Overview:

Compare the exponential distribution in R to the central limit theorem.the standard deviation is also \(\frac{1}{\lambda}\) and the mean of the Exponential distribution is \(\frac{1}{\lambda}\). This project will focus on the difference between the distribution of a large collection of random exponentials and the distribution of a large collection of averages of 40 exponentials.

Simulations:

Simulate the exponential distribution in R with rexp(n, lambda), where lambda is the rate parameter and n is the number of observations.lambda = 0.2.
First we load the ggplot2 plotting library.

library(ggplot2)

Initialize the simulation controlling variables.

noSim <- 1000
sampSize <- 40
lambda <- 0.2

Set seed of Random Number Generator, so analysis is reproducible.

set.seed(3)

Create a matrix with thousand rows to 1000 simulations and 40 columns to each of 40 random simulations.

simulationMatrix <- matrix(rexp(n = noSim * sampSize, rate = lambda), noSim, sampSize)

Create vector of 1000 rows containing the mean of each row of the simulationMatrix.

simulationMean <- rowMeans(simulationMatrix)

Create data frame containing the whole data.

simulationData <- data.frame(cbind(simulationMatrix, simulationMean))

Plot the simulation data.

ggplot(data = simulationData, aes(simulationData$simulationMean)) + 
  geom_histogram(breaks = seq(2, 9, by = 0.2), col = "blue", aes(fill = ..count..)) + 
  labs(title = "Histogram of Mean Distribution", x = "Simulation Means", y = "Frequency") + 
  geom_vline(aes(xintercept=mean(simulationData$simulationMean)), color="red", 
             linetype="dashed", size=1)

Sample Mean Versus Theoretical Mean:

The actual mean of the simulated mean sample data is 4.9866197, calculated by:

actualMean <- mean(simulationMean)

Theoretical mean = 5:

theoreticalMean <- (1 / lambda)

Simulated mean sample data is similar to the theoretical mean of original data distribution.

Sample Variance Versus Theoretical Variance:

Actual variance of the simulated mean sample data is 0.6257575, calculated by:

actualVariance <- var(simulationMean)

Theoretical variance = 0.625:

theoreticalVariance <- ((1 / lambda) ^ 2) / sampSize

hence the actual variance of the simulated mean sample data is similar to the theoretical variance of original data distribution.

Distribution:

To tell that the distribution is approximately normal, create approximate normal distribution and study how the sample data alligns with it.

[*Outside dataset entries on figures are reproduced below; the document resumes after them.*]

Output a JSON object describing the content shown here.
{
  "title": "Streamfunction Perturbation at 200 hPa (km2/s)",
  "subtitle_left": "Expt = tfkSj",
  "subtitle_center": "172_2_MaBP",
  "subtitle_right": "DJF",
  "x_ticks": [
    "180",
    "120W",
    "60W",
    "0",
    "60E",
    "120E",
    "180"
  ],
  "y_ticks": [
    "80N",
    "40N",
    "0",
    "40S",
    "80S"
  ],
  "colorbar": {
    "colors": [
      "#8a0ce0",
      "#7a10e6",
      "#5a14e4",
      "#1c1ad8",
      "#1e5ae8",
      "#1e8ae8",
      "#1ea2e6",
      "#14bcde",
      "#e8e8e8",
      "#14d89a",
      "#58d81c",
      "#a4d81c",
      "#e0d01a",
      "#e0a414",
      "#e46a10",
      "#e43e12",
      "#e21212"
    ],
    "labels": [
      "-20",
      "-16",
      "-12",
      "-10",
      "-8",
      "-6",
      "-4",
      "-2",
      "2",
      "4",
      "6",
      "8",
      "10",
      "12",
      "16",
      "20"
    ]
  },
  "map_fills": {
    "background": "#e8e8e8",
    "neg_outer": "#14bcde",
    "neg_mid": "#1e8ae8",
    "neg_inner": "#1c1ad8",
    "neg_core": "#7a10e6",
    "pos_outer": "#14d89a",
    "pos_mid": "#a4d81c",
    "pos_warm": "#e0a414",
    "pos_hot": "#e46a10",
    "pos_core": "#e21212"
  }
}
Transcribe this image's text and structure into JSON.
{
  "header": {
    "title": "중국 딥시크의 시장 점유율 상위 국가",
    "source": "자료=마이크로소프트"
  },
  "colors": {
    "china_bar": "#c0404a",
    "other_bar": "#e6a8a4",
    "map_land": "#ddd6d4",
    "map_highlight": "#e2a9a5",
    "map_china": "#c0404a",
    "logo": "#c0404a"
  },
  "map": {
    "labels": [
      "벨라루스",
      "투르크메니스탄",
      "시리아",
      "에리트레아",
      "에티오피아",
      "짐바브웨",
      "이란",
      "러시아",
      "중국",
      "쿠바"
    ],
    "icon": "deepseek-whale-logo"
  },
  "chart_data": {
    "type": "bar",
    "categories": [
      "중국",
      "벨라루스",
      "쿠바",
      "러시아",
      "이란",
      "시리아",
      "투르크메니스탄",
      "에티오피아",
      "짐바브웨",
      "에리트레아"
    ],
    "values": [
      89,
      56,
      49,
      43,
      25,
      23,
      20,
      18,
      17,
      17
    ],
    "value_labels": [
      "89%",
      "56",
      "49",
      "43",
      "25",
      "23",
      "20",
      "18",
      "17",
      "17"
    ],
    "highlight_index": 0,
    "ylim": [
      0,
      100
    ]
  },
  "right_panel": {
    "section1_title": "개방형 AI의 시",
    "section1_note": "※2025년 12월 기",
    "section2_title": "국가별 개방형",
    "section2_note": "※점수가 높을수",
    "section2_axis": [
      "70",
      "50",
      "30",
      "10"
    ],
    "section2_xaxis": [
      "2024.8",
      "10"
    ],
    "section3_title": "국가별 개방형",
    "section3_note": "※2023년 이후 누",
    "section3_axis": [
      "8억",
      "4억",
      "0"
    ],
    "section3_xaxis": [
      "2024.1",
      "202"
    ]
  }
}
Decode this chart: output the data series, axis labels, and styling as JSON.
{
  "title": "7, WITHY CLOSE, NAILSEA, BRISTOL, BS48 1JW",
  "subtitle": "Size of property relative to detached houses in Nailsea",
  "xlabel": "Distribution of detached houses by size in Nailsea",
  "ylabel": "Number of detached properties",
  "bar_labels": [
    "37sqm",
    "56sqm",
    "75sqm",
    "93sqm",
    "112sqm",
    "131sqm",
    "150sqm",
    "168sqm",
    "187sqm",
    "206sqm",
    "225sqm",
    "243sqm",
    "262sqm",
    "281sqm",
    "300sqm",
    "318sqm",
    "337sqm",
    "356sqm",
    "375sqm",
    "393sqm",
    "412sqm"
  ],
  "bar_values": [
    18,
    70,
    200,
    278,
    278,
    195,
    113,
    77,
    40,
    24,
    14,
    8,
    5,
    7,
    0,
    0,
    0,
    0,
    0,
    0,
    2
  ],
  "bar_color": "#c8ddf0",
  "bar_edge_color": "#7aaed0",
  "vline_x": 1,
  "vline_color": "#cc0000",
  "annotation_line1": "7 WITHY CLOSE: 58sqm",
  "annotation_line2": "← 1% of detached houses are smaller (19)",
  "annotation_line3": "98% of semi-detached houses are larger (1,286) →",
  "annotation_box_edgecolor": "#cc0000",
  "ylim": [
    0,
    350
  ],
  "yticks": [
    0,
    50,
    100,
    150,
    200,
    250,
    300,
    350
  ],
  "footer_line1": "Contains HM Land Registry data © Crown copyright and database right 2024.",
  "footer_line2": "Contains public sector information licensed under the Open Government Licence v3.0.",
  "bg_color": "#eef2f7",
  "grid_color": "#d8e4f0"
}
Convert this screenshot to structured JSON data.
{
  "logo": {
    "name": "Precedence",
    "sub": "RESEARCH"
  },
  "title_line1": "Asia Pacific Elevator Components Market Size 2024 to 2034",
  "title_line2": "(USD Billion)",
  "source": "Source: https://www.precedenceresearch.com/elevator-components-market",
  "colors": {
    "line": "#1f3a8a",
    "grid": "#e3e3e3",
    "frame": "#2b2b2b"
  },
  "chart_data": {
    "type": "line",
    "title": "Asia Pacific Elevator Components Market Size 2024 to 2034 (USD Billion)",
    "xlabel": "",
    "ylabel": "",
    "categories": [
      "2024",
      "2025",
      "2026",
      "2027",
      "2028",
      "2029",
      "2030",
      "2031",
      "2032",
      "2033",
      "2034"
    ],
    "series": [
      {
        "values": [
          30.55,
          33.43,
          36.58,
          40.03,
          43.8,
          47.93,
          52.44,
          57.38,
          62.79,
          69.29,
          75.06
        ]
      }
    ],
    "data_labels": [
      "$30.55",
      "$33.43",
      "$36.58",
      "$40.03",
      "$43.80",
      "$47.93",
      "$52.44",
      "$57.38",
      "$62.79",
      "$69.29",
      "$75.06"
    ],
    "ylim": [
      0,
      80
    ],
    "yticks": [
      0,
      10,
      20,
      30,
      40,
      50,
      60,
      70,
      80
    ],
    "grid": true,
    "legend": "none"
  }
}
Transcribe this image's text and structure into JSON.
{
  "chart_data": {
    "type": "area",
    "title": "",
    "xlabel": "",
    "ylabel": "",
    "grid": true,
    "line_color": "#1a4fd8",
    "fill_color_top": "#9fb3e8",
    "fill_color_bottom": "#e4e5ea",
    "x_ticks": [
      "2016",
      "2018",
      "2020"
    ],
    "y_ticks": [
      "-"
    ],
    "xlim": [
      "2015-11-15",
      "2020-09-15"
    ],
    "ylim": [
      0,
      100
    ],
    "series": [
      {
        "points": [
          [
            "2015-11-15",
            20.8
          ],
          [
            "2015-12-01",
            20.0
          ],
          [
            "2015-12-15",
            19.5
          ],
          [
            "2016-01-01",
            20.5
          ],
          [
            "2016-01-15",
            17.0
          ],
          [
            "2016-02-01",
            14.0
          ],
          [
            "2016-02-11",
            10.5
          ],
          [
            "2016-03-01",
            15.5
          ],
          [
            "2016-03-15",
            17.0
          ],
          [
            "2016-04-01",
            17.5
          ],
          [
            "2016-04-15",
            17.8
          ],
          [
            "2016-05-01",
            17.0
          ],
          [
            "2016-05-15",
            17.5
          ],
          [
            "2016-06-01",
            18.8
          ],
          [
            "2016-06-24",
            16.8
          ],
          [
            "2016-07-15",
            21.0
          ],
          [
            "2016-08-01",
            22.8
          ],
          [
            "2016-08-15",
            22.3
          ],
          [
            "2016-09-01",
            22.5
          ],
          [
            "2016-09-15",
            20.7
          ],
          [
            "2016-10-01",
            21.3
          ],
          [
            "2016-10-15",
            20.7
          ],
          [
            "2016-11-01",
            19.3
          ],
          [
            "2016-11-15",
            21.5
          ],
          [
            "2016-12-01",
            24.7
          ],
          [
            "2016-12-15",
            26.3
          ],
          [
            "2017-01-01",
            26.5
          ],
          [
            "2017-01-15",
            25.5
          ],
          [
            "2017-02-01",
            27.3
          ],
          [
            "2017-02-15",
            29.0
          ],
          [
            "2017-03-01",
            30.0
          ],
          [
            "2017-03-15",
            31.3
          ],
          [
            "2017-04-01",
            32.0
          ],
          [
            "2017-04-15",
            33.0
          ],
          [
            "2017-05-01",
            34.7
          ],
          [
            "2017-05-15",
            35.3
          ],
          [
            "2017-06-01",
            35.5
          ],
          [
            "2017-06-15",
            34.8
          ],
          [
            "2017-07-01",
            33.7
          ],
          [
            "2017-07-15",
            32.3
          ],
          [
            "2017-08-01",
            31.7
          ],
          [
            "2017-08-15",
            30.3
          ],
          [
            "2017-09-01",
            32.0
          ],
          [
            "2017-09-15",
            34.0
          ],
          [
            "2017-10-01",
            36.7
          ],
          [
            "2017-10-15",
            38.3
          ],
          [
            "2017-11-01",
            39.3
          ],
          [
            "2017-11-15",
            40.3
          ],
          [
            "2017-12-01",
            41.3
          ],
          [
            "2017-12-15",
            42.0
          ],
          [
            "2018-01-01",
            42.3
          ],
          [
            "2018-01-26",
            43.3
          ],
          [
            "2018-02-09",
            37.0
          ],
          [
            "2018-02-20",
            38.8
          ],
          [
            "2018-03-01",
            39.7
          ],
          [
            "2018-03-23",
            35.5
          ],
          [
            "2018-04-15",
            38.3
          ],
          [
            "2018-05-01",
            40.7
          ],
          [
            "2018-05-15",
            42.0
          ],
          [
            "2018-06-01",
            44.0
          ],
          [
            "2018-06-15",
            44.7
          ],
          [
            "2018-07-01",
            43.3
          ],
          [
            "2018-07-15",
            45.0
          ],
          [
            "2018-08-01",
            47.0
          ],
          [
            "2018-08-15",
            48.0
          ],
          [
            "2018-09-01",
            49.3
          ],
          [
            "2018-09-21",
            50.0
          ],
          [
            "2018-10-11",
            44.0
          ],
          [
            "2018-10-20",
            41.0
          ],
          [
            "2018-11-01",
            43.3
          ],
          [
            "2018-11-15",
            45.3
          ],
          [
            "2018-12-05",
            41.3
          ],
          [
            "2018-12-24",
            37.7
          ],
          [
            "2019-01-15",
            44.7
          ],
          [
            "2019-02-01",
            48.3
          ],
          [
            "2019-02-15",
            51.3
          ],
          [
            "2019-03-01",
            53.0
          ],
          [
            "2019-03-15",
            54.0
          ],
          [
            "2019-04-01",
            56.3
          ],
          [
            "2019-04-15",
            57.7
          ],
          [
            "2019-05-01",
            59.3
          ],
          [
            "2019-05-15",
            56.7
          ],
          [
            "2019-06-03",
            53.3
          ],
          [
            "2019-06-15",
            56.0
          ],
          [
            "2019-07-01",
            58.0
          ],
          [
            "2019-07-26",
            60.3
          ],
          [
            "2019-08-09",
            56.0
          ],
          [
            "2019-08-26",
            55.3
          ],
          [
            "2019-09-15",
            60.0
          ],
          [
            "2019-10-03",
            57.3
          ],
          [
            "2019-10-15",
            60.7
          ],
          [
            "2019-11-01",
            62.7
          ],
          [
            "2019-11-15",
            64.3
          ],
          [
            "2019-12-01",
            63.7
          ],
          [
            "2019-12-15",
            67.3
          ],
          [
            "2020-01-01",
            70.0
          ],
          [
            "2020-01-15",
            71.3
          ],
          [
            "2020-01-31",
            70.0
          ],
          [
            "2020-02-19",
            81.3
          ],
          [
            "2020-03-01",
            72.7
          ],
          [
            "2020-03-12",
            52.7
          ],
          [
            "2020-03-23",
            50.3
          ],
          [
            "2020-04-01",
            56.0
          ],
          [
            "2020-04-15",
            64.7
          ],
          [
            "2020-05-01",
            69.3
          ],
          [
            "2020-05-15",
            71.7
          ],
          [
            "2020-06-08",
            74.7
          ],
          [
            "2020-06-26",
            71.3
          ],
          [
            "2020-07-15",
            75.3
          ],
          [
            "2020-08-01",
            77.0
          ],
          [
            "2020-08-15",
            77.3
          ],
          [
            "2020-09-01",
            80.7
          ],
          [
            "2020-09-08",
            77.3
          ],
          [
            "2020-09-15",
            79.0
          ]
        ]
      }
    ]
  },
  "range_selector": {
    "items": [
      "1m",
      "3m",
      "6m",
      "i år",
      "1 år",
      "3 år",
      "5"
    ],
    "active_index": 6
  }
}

Then compare 05% confidence intervals of the simulated mean sample data and the theoretical normally distributed data and plot for the qunatiles.

Step 1: Create an approximate normal distribution and see how the sample data alligns with it.

qplot(simulationMean, geom = 'blank') + 
  geom_line(aes(y=..density.., colour='Empirical'), stat='density', size=1) + 
  stat_function(fun=dnorm, args=list(mean=(1/lambda), sd=((1/lambda)/sqrt(sampSize))), 
                aes(colour='Normal'), size=1) + 
  geom_histogram(aes(y=..density.., fill=..density..), alpha=0.4, 
                 breaks = seq(2, 9, by = 0.2), col='red') + 
  scale_fill_gradient("Density", low = "yellow", high = "red") + 
  scale_color_manual(name='Density', values=c('brown', 'blue')) + 
  theme(legend.position = c(0.85, 0.60)) + 
  labs(title = "Mean Density Distribution", x = "Simulation Means", y = "Density")

The simulated mean sample data can be accurately approximated with the normal distribution from the above histogram.

Step 2: Compare the 95% confidence intervals of the simulated mean sample data and the theoretical normally distributed data.

actualConfInterval <- actualMean+c(-1,1)*1.96*sqrt(actualVariance)/sqrt(sampSize)
theoreticalConfInterval <- theoreticalMean+c(-1,1)*1.96*
  sqrt(theoreticalVariance)/sqrt(sampSize)

Actual 95% confidence interval is [4.7414712, 5.2317681] and Theoretical 95% confidence interval is [4.755, 5.245] and we can conclude that both are approximately same.

Step 3: q-q Plot for Qunatiles.

qqnorm(simulationMean)
qqline(simulationMean)

The actual quantiles also almost identical to the theoretical quantiles, therefore we can tell that the distribution is approximately normal.